Après la sécurisation, place à la restauration. Fin août, après deux années de travaux, la sécurisation et la consolidation de la cathédrale Notre-Dame de Paris, partiellement détruite dans un incendie en 2019, ont pris fin. La phase de restauration a été engagée par l'établissement public chargé de la conservation et de la restauration de la cathédrale avec le lancement d'appels à candidatures relatifs à la restauration de la flèche et des transepts. L'appel d'offres, constitué de 37 lots distincts concernant la réalisation des restaurations intérieures, sera clôturé ce lundi 22 novembre.

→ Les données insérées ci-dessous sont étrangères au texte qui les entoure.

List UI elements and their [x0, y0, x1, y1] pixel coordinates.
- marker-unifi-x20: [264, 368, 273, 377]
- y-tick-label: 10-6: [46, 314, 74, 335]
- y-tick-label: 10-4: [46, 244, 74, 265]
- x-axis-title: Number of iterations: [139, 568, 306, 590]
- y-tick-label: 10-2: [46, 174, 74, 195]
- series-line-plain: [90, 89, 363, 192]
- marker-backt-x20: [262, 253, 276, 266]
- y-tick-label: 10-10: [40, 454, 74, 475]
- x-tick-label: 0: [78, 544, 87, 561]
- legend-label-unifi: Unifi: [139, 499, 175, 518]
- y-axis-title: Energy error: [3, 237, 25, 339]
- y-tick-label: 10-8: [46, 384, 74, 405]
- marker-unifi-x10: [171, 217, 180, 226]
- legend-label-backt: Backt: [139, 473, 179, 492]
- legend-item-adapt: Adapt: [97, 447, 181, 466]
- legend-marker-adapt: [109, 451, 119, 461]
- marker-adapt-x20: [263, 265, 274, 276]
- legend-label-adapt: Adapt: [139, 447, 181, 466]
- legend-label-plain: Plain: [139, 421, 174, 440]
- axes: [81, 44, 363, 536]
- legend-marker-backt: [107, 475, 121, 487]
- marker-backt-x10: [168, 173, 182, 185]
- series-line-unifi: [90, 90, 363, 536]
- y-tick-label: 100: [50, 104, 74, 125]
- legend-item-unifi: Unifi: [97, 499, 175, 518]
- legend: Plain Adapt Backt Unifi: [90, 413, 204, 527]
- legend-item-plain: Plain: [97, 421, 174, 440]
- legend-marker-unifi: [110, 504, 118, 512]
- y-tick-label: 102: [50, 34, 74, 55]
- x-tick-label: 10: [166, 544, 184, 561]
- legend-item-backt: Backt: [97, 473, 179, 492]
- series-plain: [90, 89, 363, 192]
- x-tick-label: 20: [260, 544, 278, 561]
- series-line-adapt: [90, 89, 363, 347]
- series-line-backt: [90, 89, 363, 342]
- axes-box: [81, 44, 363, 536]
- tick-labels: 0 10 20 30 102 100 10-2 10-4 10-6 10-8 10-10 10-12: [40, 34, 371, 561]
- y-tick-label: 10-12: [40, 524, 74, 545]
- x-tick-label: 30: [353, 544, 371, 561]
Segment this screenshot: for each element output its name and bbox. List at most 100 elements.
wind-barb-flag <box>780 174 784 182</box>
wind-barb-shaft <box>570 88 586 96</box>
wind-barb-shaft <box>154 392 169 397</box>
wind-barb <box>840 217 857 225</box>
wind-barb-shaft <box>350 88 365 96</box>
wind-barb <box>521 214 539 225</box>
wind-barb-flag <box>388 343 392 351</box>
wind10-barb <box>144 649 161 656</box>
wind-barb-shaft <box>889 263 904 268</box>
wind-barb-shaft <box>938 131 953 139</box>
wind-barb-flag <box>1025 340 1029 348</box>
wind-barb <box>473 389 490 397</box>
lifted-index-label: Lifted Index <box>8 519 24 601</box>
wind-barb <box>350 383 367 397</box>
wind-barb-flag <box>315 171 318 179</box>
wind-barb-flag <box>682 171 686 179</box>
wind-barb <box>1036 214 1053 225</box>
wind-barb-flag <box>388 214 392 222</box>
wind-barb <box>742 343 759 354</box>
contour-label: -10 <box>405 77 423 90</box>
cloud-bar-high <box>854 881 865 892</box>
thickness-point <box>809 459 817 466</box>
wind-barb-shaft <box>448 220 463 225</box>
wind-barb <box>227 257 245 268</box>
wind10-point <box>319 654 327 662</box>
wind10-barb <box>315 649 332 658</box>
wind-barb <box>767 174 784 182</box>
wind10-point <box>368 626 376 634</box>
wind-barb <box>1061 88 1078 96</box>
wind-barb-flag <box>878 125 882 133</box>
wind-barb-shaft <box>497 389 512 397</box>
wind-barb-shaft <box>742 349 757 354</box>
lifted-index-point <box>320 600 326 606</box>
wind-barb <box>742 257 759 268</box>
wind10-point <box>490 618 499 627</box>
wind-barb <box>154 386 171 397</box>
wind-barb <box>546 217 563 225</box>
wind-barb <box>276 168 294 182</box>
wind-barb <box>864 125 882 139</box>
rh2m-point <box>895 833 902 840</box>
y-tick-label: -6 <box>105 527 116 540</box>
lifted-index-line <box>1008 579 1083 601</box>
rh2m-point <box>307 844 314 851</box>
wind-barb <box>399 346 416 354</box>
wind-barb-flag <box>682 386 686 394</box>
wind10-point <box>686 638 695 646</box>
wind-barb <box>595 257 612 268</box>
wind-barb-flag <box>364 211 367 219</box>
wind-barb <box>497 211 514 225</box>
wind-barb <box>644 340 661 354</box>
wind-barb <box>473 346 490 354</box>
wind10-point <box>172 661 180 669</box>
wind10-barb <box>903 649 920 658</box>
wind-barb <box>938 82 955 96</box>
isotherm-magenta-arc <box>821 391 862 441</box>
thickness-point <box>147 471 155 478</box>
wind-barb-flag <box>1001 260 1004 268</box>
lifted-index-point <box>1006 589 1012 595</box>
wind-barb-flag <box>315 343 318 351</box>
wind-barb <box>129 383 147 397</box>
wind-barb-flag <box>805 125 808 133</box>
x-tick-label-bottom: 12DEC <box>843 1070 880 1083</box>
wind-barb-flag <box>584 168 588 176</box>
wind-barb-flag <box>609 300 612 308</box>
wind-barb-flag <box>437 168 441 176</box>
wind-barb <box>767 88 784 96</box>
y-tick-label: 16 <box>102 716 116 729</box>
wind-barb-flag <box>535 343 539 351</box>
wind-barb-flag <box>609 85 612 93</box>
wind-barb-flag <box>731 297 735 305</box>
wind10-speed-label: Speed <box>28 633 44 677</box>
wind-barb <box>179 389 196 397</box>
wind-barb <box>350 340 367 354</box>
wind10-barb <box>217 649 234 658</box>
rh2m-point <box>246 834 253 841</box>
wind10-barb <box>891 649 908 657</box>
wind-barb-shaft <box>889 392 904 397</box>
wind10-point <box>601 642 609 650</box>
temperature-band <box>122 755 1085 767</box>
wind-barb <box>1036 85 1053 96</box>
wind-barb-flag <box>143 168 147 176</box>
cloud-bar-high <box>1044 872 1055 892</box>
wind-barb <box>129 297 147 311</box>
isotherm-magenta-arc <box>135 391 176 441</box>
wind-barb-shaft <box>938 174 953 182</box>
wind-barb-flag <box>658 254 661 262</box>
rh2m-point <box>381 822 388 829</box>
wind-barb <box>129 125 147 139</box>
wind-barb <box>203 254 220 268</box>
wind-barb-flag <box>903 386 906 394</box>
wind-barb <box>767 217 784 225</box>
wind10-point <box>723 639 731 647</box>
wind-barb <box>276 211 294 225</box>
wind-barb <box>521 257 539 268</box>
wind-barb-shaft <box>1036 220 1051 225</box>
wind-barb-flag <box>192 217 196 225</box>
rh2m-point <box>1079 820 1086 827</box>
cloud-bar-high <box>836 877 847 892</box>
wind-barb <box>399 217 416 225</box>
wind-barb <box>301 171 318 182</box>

« Nous invitons les artisans et les entreprises de toutes tailles ayant des compétences en monument historique à se mobiliser et à candidater pour participer à la restauration de ce chantier d'exception. Il sera pour eux une vitrine extraordinaire, estime Philippe Jost, directeur général délégué de l'Etablissement public chargé de la conservation et de la restauration de la cathédrale Notre-Dame de Paris. Ce n'est pas un chantier réservé aux grandes entreprises, mais bel et bien un chantier ouvert à toutes, quel que soit leur format », ajoute-t-il, conscient de la spécificité des compétences recherchées.

Une centaine de lots

Même son de cloche au cabinet du ministre des PME, Alain Griset. « Les petites entreprises n'ont pas les mêmes ressources que les grands groupes pour répondre à un appel d'offres. En multipliant les lots et en permettant des regroupements, ces petites entreprises pourront être associées à ce chantier historique », explique-t-on.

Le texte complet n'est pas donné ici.